Having a half day did not keep that Friday from crawling along like the Thursday before it. At half past noon, Andy found himself sitting by the desk in his office, gazing at the air and thinking about what he could have done differently back in Warsaw. “Snap out of it!” he said out loud, realizing he was going down a steep dark path. On the drive home, he was determined to fight the melancholy that crept from within the only way he knew how. He had to get busy. As soon as he got to his apartment, he tackled the first task on his agenda—a well overdue spring cleaning. He began by dusting the bookshelves, furniture, and the upright piano in the living room. He then thoroughly swept and washed the floor and scrubbed every tile in the bathroom and kitchen. Cleaning the nearly empty fridge and kitchen cabinets did not take long, and as soon as he was done, he went grocery shopping and filled up all the vacant spaces. He topped the evening off with a home-cooked hearty dinner accompanied by a glass of red wine that turned into a second and then a third glass. It set the course for a much-needed good night’s sleep, but before heading to bed, Andy sat by the piano and began playing the tune he thought he had heard while waiting blindfolded in the Costa Rica jungle villa. He slowly shook his head. It felt like a century had passed since then.
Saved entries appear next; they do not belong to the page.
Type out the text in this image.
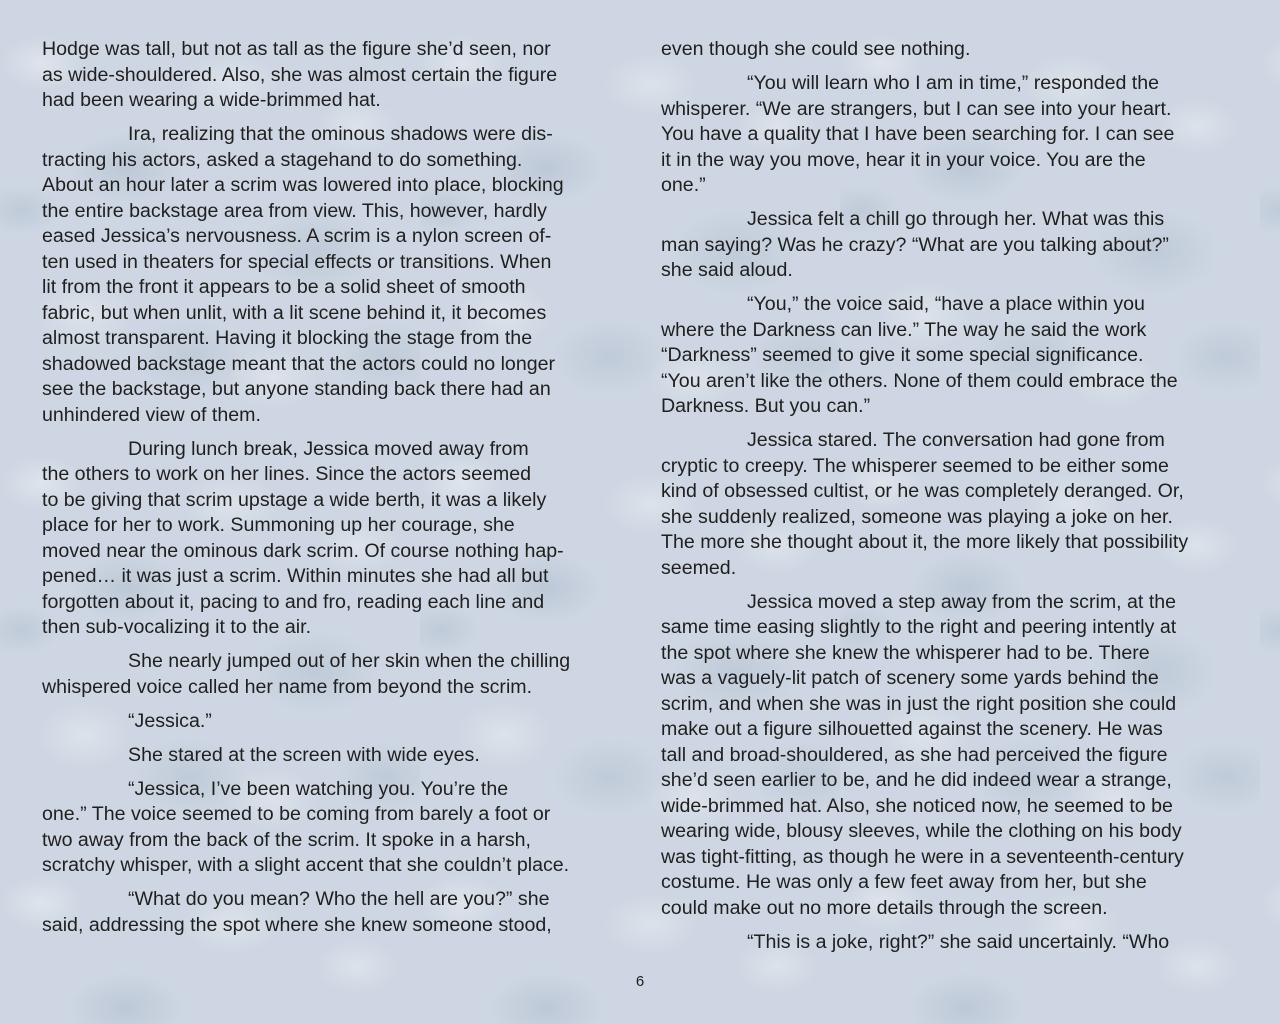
Hodge was tall, but not as tall as the figure she’d seen, nor
as wide-shouldered. Also, she was almost certain the figure
had been wearing a wide-brimmed hat.

Ira, realizing that the ominous shadows were dis-
tracting his actors, asked a stagehand to do something.
About an hour later a scrim was lowered into place, blocking
the entire backstage area from view. This, however, hardly
eased Jessica’s nervousness. A scrim is a nylon screen of-
ten used in theaters for special effects or transitions. When
lit from the front it appears to be a solid sheet of smooth
fabric, but when unlit, with a lit scene behind it, it becomes
almost transparent. Having it blocking the stage from the
shadowed backstage meant that the actors could no longer
see the backstage, but anyone standing back there had an
unhindered view of them.

During lunch break, Jessica moved away from
the others to work on her lines. Since the actors seemed
to be giving that scrim upstage a wide berth, it was a likely
place for her to work. Summoning up her courage, she
moved near the ominous dark scrim. Of course nothing hap-
pened… it was just a scrim. Within minutes she had all but
forgotten about it, pacing to and fro, reading each line and
then sub-vocalizing it to the air.

She nearly jumped out of her skin when the chilling
whispered voice called her name from beyond the scrim.

“Jessica.”

She stared at the screen with wide eyes.

“Jessica, I’ve been watching you. You’re the
one.” The voice seemed to be coming from barely a foot or
two away from the back of the scrim. It spoke in a harsh,
scratchy whisper, with a slight accent that she couldn’t place.

“What do you mean? Who the hell are you?” she
said, addressing the spot where she knew someone stood,

even though she could see nothing.

“You will learn who I am in time,” responded the
whisperer. “We are strangers, but I can see into your heart.
You have a quality that I have been searching for. I can see
it in the way you move, hear it in your voice. You are the
one.”

Jessica felt a chill go through her. What was this
man saying? Was he crazy? “What are you talking about?”
she said aloud.

“You,” the voice said, “have a place within you
where the Darkness can live.” The way he said the work
“Darkness” seemed to give it some special significance.
“You aren’t like the others. None of them could embrace the
Darkness. But you can.”

Jessica stared. The conversation had gone from
cryptic to creepy. The whisperer seemed to be either some
kind of obsessed cultist, or he was completely deranged. Or,
she suddenly realized, someone was playing a joke on her.
The more she thought about it, the more likely that possibility
seemed.

Jessica moved a step away from the scrim, at the
same time easing slightly to the right and peering intently at
the spot where she knew the whisperer had to be. There
was a vaguely-lit patch of scenery some yards behind the
scrim, and when she was in just the right position she could
make out a figure silhouetted against the scenery. He was
tall and broad-shouldered, as she had perceived the figure
she’d seen earlier to be, and he did indeed wear a strange,
wide-brimmed hat. Also, she noticed now, he seemed to be
wearing wide, blousy sleeves, while the clothing on his body
was tight-fitting, as though he were in a seventeenth-century
costume. He was only a few feet away from her, but she
could make out no more details through the screen.

“This is a joke, right?” she said uncertainly. “Who

6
He spent the rest of the weekend methodically tackling everything that was swept under the rug during the past week. By Sunday evening, he was caught up on all work-related and personal matters, and yet he still felt a trace of the emotional burden from his last visit. It compelled him to call his parents. He had a brief cordial chat with his dad but ended up spending nearly two hours talking with his mother. Without disclosing any details pertaining to his mysterious experiences, Andy spoke about the stressful few days he had undergone and how emotionally and physically drained he was. Before signing off, he repeatedly told his mother how much he loved and missed her and how glad he was to hear her voice, which was very untypical and raised some concerns on her end, but Andy assured his mom that the trouble was all behind him and that there was nothing to worry about. When he hung up, he let out a long sigh. He felt like a heavy burden was lifted off his shoulders and that he could breathe again. He slept well that night, and when he woke up, he felt refreshed and ready for the new day and new week to begin. It was a good feeling, like he had gotten his old self back.